La nota più importante non è segnalare il Green Deal culturale con obiettivi specifici, pena il creare un libro di sogni che viene sfogliato solo in Europa. La Transizione Ambientale ed energetica è una questione mondiale ed è una questione più grande del Green Deal.
Lo dice la realtà, lo manifestano le crisi climatiche, e l’urlo della morte che proviene da tante parti del mondo. Li vediamo i dibattiti in TV ogni giorno. Scarnificano il vissuto di tutti, ricercando un consenso sterile. C’è la tensione ad avare tutte le ragioni perché si hanno tutte le informazioni da tutti i centri che danno idee e ragioni.
E’ il degrado della politica: non sa dare la pace, mostra i limiti nelle relazioni umane e tra gli stati: è timida nella coesione e nella decisione. Dopo la seconda guerra mondiale non siamo stati capaci di pensare alla convivenza pacifica in alcun istante dopo la fine delle ostilità. La guerra è sempre continuata.
La guerra continua da allora a pezzi (come dice il Papa).
Così come il degrado ambientale ha origini lontane nel tempo: nasce con l’idea illuministica e modernista dell’uomo padrone del creato.
A che serve discutere fino a dilaniarsi di rabbia quando la partita è perduta culturalmente?
Il dato più interessante è il degrado educativo: è l’origine del vero degrado della nostra civiltà.
Il che significa: l’incapacità di relazione tra persone, la propensione alla divisione e l’affermarsi di idee particolari, legate ad ideologie ormai compromesse.
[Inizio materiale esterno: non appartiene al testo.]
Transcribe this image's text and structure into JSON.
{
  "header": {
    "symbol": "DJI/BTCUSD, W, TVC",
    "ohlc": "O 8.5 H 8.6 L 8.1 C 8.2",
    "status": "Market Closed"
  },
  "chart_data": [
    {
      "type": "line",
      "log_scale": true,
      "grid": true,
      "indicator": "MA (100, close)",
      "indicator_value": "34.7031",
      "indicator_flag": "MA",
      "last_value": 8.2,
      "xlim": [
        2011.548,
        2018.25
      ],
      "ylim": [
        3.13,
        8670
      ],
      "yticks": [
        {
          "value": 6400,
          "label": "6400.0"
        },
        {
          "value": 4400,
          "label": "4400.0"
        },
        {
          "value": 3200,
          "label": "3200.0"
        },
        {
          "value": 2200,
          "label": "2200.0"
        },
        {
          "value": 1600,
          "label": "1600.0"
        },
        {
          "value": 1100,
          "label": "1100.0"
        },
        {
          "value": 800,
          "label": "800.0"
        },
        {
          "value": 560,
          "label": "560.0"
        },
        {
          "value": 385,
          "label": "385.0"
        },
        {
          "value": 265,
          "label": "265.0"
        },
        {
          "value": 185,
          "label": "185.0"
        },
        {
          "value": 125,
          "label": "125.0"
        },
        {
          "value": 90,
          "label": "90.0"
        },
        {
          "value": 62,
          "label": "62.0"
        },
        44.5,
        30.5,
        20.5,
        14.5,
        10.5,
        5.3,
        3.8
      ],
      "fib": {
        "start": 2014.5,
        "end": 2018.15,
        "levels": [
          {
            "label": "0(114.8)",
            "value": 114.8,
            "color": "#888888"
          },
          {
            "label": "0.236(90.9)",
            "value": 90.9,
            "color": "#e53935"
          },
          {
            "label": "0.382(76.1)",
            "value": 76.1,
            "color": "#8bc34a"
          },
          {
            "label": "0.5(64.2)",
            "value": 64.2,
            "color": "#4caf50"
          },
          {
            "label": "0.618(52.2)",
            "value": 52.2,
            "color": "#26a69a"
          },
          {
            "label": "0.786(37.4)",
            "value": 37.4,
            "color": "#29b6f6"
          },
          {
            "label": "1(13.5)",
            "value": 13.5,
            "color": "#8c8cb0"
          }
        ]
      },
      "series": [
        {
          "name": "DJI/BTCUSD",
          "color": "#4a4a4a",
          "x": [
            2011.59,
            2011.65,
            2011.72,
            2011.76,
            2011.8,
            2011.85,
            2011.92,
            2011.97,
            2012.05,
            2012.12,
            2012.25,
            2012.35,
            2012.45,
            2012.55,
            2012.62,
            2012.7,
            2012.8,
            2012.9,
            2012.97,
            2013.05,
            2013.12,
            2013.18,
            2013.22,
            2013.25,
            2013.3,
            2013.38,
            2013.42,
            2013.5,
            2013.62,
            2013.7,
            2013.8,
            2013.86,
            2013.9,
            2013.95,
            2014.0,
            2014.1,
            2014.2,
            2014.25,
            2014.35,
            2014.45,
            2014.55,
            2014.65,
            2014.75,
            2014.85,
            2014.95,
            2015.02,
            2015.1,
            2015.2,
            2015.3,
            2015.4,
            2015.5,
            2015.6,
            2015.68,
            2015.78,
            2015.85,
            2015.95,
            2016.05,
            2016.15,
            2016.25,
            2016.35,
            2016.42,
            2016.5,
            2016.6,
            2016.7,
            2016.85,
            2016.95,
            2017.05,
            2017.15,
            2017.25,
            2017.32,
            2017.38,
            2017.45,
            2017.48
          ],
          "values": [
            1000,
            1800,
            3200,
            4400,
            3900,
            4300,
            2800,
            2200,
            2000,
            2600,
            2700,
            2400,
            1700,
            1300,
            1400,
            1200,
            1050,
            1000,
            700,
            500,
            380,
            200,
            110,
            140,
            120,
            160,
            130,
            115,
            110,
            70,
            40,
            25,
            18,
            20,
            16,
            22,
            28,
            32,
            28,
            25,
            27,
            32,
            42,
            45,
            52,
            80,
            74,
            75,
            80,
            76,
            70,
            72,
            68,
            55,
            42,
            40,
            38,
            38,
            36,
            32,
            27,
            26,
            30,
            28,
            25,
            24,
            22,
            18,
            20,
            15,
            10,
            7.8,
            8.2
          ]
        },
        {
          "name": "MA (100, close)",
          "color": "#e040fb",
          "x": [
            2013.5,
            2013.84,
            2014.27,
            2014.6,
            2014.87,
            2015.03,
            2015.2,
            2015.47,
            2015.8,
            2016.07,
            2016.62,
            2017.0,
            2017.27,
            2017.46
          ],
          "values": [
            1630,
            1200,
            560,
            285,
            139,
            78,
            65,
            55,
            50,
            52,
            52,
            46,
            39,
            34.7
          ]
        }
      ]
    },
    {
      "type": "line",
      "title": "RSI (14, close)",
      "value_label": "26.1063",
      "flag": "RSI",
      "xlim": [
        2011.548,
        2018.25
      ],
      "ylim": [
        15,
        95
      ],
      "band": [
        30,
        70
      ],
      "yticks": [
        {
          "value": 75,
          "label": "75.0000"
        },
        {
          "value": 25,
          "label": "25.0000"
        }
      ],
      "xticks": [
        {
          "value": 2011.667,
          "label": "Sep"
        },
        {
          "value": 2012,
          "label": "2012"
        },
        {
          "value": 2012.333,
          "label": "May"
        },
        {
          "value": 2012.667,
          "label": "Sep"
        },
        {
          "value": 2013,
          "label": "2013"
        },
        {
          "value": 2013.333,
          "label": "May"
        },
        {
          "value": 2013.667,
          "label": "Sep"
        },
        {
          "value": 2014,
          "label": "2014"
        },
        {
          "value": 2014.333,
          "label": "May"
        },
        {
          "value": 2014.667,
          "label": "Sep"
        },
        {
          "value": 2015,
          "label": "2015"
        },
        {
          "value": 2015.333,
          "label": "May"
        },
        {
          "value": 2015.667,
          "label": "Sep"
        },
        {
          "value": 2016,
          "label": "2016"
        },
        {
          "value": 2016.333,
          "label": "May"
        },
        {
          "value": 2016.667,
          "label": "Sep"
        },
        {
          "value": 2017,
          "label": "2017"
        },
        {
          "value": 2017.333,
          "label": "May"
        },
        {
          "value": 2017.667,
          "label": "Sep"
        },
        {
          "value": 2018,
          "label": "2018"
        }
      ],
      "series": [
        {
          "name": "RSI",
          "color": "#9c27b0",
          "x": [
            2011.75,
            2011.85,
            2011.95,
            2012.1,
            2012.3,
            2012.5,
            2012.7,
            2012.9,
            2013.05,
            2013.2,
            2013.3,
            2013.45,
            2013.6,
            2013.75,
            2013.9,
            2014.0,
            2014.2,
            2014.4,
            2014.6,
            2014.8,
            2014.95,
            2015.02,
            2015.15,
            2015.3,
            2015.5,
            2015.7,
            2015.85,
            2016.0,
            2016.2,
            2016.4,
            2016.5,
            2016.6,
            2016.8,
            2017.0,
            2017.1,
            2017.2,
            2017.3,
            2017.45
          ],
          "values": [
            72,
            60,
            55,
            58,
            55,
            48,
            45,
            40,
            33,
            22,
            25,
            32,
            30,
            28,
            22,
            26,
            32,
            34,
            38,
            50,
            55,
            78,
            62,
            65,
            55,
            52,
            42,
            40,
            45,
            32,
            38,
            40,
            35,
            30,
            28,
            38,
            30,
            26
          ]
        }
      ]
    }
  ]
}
L’imposizione del proprio parere e l’uso della legge per fini di parte.
Le voglie diventano diritti, così come le incapacità si pongono come misura cui attenersi come diritto naturale.
Scriveva Barbara Stefanelli. “Siamo sicuri che il welfare pubblico continuerà a tutelarci durante la transizione?”
No cara Barbara! Non solo il welfare non ci tutela ma guardiamoci attorno: chi potrebbe farlo?
Da una parte una pressione esasperata dettata dai propri bisogni divenuti diritti, dall’altra l’impossibilità di corrispondere da parte di persone ed Enti.
Il Welfare è in mano a gente limitata con risorse limitate.
Il limite umano non lo si può cancellare, né ignorare: è la realtà che lo impone.